The other possible scenario would be the potential influence of human activities. The first human settlement on Tongatapu ranges from 2863 to 2835 cal BP (Burley et al. 2015). As the previous studies suggested, soil magnetic and archaeomagnetic studies can indicate that an increase in fire-related activity and an increase in the organic carbon supply from human activities, leading to a transformation into ferrimagnetic minerals (e.g.,Marmet et al. 1999; Hanesch et al. 2006; Fassbinder 2015). Thus, the results from this study also reveal similar magnetic properties that would point to the influence of anthropogenic fire use.

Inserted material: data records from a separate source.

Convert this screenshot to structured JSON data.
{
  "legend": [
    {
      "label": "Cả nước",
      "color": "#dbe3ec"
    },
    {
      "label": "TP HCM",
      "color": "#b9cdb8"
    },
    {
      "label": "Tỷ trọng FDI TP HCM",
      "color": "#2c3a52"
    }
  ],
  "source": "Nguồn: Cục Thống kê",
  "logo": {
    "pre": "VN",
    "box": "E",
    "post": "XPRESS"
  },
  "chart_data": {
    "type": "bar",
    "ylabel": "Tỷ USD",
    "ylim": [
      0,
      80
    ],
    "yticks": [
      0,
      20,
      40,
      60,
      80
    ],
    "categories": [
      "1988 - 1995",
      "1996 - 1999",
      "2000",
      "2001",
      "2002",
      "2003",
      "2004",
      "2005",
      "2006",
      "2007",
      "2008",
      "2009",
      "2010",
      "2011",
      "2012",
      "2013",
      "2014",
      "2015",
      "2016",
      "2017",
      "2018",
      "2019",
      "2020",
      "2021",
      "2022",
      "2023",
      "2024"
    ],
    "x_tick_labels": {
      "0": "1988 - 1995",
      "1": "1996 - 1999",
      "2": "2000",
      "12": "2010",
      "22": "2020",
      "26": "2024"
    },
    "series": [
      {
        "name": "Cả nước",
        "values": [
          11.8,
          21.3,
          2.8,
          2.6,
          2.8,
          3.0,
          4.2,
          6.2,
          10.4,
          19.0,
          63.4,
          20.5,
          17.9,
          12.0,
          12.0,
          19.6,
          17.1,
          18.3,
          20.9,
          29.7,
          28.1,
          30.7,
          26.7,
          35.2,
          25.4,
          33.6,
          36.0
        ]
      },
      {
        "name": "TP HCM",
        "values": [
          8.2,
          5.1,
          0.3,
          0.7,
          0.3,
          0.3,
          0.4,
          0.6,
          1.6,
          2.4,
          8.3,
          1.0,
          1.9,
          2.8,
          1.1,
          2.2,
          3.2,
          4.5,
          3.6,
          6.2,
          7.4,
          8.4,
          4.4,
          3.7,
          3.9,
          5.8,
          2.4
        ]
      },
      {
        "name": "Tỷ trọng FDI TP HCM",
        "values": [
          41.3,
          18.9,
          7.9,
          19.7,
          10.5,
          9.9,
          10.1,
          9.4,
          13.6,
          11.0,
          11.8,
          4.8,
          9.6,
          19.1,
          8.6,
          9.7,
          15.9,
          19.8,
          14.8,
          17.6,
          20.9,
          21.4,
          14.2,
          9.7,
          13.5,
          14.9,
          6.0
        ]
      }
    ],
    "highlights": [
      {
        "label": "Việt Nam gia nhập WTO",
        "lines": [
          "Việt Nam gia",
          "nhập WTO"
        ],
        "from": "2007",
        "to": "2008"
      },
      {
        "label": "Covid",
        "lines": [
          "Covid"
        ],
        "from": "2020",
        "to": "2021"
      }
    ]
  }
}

Moreover, AMS δ13C values of speleothem can provide supportive evidence for such human activity. Previous studies have suggested that variations in δ13C values of speleothems can be largely caused by two effects, both of which are potentially influenced by climate changes (e.g., Fairchild and Baker 2012a; Schwarcz 2013). When the climate is warm/arid, C4 plants with higher δ13C values are favored relative to C3 plants, leading to higher δ13C values in speleothems (e.g., Denniston et al. 2007; Zhang et al. 2015). On the other hand, sparse vegetation above caves leads to a lower proportion of organically derived and isotopically lighter CO2 dissolved in the drip water and results in contributing to higher speleothem δ13C values (e.g., Baldini et al. 2005; Genty et al. 2006). Carbon and nitrogen stable isotope analyses of bone collagen and apatite (Herrscher et al. 2018; Fenner et al. 2021) and pollen analysis in Tongatapu (Clark et al. 2015) indicated the development of horticulture ~ 2500 cal. BP for the supplement of the lack of marine foods. Therefore, the changes in δ13C values of the speleothem can suggest that the shift from dense to sparse vegetation was caused by primitive agriculture. In fact, Manu et al. (2014) reported that δ13C of repeatedly cropped soil is heavier than that of the primary forest soil with > 50% contribution of soil carbon from C4 grass vegetation in modern Tongatapu.
Future work, such as U/Th dating, is needed to discuss the processes affecting the magnetism of speleothems. The speleothem magnetism is still in the early developmental stages. However, by applying the method proposed in this study to other speleothems, speleothem magnetism can be a new paleoenvironmental proxy in addition to the conventional ones (e.g., oxygen isotope, trace elements/Ca ratio).